The Project Lifesaver program helps individuals with autism, alzheimer’s disease or other debilitating disorders by outfitting them with a watch-sized transmitter which can be tracked by the Sheriff’s Search and Rescue Unit if the individual is reported missing or lost.

Tickets for the game are $10--with all proceeds going toward Project Lifesaver---and can be purchased by calling Undersheriff Gerald Green (908-527-4450), Jim Roche, President of PBA Local #199 representing corrections officers (908-527-1333), and the toll-free Info Line at 1-877-424-1234. The winner of the game will be awarded the first annual Freeholder’s Charitable Cup after the game, which is slated to be played on Diamond #2 at the park. The winner will hold the cup for a full year until the following year’s rematch. (A rain date will be announced shortly.)
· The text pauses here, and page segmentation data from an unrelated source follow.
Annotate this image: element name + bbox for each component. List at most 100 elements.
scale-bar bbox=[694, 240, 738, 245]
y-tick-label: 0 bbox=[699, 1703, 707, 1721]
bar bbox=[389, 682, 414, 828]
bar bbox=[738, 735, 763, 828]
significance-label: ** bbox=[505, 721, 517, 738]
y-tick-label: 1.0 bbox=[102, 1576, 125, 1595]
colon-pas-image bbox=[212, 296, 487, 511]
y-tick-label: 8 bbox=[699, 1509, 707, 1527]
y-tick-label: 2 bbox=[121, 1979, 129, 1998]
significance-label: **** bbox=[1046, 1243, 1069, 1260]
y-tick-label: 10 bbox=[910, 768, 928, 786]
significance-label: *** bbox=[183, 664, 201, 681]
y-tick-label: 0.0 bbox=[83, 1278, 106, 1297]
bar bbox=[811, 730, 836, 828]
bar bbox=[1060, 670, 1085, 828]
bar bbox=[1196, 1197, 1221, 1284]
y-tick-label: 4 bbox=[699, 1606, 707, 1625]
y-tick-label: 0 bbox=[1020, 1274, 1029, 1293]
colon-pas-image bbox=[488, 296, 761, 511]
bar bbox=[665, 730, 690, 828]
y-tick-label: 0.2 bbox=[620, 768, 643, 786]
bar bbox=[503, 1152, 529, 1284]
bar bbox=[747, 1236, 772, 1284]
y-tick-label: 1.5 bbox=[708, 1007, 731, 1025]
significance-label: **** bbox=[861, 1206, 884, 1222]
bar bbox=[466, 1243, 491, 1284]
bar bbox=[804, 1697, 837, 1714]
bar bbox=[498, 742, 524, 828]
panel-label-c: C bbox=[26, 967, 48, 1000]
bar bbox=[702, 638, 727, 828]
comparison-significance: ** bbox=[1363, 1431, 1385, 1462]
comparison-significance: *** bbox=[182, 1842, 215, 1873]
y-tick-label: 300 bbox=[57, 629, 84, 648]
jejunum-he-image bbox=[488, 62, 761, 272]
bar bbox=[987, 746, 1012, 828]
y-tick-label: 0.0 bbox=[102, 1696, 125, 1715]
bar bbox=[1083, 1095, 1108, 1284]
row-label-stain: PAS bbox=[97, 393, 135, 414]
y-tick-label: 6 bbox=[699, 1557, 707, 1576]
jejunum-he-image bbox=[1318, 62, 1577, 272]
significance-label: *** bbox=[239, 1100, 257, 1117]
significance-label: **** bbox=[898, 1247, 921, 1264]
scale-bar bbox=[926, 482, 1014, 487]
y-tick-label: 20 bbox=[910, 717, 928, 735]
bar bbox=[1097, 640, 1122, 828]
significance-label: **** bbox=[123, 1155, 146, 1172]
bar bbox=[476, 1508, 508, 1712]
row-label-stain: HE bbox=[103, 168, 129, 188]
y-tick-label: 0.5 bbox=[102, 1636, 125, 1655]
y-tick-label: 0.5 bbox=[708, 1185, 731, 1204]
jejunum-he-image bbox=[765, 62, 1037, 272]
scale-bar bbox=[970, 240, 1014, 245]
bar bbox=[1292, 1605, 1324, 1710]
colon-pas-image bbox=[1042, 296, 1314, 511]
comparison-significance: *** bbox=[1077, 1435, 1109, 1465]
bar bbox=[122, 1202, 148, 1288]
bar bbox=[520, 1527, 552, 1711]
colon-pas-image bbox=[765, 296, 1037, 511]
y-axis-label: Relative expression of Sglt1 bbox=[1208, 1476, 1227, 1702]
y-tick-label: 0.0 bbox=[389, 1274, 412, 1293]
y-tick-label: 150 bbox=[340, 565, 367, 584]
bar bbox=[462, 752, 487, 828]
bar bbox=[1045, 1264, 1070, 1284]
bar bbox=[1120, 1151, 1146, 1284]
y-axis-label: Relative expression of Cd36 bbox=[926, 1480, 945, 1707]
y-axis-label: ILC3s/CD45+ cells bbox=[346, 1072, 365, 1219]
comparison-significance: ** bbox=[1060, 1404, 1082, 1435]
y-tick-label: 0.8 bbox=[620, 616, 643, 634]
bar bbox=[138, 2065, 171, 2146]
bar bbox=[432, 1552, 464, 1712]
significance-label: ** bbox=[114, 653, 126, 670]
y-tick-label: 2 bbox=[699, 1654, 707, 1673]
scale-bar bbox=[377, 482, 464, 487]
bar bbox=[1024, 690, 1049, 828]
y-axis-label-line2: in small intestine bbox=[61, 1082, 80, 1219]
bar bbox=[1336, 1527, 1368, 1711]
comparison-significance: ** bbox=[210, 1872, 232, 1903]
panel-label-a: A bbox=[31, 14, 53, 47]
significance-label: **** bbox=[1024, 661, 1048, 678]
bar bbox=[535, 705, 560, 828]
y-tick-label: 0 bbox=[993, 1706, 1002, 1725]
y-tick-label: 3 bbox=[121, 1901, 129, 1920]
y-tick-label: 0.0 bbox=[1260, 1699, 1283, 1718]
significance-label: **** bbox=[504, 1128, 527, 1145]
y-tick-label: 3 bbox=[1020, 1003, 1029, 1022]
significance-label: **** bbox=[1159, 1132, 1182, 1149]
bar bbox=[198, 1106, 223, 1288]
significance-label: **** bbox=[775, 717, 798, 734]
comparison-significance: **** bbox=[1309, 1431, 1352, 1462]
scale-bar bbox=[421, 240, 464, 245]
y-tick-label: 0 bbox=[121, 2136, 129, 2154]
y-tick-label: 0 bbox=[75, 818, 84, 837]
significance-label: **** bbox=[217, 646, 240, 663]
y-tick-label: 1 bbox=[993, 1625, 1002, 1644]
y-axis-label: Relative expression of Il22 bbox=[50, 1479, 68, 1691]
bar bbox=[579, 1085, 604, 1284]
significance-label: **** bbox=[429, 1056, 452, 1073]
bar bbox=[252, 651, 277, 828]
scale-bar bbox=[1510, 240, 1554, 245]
“We are working with Sheriff Froehlich to raise money to purchase the equipment for this worthwhile program while raising awareness about it throughout the County so we can expand enrollment in the program,” said Freeholder Chairman Angel G. Estrada.

Project Lifesaver, a national program, was initiated locally several years ago by Sheriff Froehlich and Morris County Sheriff Edward Rochford, and it has since spread throughout the state and now New Jersey is the only state in the nation with complete coverage for the program in every County.

The lightweight, battery-operated transmitters used through Project Lifesaver can be tracked for up to several miles, but with densely populated areas cutting back on the range. Each device has a unique radio signal that broadcasts the radio signal 24 hours a day.

The wristband transmitters cost about $285 each and $15 monthly for batteries and maintenance. A transmitter worn by an Elizabeth man several years ago helped Sheriff’s Officers using the Project Lifesaver program to rescue him within two hours of the 74-year-old man’s disappearance.

Speaking of the game, Sheriff Froehlich said he is anticipating an exciting contest between the two organizations, which have played each other before in softball leagues.

“The reason this is going to be a great battle is that all players will see the importance of the game—helping people in need,” Froehlich said. “Project Lifesaver benefits people of all age groups.”

Froehlich, the nation’s longest-running Sheriff, said he plans on participating in the game.

The Sheriff’s Officers may be facing an uphill battle, however, as the Corrections Officers have won two of the last three Police League Championships. Undersheriff Gerald Green, who is helping to organize the event,  said this would not deter his team.

“We have extra motivation because it is for a good cause, and we want to show that we are one of the elite teams in the County,” Green said.

Jim Roche, President of PBA Local #199, which represents all corrections officers anticipates a competitive game.

“We are honored to participate, and we are looking forward to raising money for the Sheriff’s program,” Roche said.